Паоло торопливо достал из своего багажа первый попавшийся блокнот и пренебрежительно выдрал из него еще недавно столь драгоценные наброски диссертации. Эти соображения по поводу общеевропейских суффиксов применительно к классическим образцам поэзии казались ему теперь совершенно смехотворными. Что значат суффиксы, даже в плане поэзии, рядом с его открытием отцовской и дочерней любви!
Я сначала запишу все, что знаю сам, а потом попрошу своего отца вспомнить каждую подробность, особенно связанную с герцогом и его дочерью. Ведь герцог пел ей какую-то особенную колыбельную… А меня больше интересовали перипетии судьбы несчастной герцогини и ее сына Джованни. Но ведь она вряд ли смогла бы вынести их, если бы на протяжении всей жизни ее не согревала отцовская любовь, ведь никакой другой любви герцогине не довелось испытать, только любовь отца, и лишь потом — собственного сына, но уже как отражение ее любви, той самой, которой напитал ее отец.

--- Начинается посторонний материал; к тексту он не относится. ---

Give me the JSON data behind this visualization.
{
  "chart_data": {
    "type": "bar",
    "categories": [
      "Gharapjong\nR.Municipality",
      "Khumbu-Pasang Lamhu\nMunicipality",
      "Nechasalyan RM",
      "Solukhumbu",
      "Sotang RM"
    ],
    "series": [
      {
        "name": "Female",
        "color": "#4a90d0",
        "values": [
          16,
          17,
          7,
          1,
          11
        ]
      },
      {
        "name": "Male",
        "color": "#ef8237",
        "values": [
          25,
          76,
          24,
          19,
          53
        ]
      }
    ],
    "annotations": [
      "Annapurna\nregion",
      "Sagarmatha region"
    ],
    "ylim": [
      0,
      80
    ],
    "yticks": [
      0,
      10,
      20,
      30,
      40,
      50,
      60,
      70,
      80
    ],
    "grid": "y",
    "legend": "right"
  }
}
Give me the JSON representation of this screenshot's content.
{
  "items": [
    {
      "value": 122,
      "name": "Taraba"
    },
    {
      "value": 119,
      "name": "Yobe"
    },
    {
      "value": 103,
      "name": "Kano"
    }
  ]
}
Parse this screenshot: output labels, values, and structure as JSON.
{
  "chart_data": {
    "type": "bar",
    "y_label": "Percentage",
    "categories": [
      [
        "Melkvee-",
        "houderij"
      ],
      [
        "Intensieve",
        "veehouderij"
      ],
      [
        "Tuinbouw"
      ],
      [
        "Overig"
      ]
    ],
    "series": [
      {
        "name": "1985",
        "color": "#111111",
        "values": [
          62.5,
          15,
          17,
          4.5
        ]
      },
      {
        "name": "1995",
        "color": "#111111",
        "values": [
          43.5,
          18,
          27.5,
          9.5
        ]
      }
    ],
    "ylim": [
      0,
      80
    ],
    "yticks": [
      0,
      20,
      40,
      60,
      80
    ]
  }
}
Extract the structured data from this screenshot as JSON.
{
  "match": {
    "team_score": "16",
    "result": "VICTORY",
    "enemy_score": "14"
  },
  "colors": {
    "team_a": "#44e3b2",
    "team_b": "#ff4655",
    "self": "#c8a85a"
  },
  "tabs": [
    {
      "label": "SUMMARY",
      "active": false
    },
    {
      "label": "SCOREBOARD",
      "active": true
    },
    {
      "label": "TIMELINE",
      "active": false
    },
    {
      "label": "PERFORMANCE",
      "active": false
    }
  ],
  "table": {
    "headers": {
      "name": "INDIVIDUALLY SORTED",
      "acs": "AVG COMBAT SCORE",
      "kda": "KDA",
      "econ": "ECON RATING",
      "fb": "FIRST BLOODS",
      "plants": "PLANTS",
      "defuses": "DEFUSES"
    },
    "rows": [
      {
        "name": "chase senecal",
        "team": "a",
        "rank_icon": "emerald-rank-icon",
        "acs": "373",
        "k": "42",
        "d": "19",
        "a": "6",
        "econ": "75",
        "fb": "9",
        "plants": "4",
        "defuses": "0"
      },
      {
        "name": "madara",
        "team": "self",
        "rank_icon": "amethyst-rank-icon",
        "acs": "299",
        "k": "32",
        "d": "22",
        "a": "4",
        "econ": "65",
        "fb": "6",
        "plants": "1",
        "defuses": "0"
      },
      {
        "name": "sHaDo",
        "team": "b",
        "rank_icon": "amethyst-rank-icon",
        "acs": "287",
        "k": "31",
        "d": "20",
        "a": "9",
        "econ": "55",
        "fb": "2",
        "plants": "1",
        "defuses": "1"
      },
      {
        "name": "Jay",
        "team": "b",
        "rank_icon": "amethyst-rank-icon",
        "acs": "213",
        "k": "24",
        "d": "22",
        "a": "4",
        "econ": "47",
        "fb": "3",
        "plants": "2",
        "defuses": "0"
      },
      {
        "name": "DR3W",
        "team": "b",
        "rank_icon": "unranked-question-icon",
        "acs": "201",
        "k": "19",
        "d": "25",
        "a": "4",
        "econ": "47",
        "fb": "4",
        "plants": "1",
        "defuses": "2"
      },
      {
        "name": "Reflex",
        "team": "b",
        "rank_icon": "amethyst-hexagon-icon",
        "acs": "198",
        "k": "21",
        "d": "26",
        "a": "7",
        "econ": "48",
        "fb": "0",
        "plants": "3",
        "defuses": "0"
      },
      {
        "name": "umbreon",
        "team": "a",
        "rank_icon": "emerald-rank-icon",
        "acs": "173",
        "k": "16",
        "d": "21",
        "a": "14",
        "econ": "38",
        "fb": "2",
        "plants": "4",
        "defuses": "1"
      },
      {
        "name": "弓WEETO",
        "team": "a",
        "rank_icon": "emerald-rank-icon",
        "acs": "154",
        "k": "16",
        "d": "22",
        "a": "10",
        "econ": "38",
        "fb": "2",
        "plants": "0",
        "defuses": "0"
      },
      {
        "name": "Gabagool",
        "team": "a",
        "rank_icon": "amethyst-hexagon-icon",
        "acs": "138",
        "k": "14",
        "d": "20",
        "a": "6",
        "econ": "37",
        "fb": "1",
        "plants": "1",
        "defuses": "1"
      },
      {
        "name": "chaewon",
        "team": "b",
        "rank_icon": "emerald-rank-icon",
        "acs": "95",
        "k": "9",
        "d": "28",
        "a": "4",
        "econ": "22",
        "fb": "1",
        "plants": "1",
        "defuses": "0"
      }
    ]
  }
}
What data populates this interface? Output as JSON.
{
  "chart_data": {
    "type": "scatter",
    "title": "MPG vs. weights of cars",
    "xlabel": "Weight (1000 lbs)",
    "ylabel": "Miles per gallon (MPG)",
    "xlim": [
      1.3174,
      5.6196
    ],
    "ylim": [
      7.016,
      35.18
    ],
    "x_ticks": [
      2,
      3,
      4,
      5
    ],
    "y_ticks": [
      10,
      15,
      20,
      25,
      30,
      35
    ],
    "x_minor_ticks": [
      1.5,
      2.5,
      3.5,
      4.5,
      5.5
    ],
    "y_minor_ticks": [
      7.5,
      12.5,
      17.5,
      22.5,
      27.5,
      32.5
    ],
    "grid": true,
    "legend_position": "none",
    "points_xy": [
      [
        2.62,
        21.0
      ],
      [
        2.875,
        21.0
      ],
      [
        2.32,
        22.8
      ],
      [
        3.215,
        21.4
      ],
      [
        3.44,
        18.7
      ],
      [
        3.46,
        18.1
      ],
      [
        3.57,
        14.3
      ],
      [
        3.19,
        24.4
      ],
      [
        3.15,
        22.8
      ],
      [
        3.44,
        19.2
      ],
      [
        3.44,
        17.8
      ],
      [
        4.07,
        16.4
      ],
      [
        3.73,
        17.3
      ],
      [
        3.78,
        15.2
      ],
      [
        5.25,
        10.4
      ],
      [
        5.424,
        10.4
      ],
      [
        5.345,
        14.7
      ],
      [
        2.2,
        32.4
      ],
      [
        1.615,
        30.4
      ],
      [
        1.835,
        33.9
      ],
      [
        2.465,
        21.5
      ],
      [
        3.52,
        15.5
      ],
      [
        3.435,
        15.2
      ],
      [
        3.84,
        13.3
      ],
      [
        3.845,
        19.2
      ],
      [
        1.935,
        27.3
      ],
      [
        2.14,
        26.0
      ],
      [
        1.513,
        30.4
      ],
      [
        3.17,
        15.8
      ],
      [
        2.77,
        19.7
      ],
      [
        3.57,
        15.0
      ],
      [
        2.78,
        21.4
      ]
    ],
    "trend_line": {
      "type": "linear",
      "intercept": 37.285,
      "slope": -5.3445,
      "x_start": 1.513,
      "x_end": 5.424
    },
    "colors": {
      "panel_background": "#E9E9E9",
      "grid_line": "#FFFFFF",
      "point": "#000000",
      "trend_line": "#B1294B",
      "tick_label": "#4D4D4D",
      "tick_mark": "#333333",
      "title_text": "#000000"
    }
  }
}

А я? Откуда я испытываю потребность любви? От мамы. А от отца? Нет, я не верю, я не хочу верить, что отец не любит меня! Этого просто не может быть! А может быть, что он не умеет, не знает, как это делать? Или боится выглядеть слабым? Ведь любовь требует от человека сил, переживаний, слез, наконец… Зато какие силы, какую уверенность в себе она дает! Я же больше всего на свете боялся потерять работу, но что значат работа и карьера, если на карту была поставлена жизнь моей Соломинки?! И я впервые поступил так, как подсказывало мне сердце. Паоло даже усмехнулся своей выспренности. Но я устоял пред ужасом подземелья и мне стало невероятно везти! Я не безразличен Соломинке, меня принял ее отец, и мне не надо стесняться просить у него помощи. Мы ведь оба любим Клео…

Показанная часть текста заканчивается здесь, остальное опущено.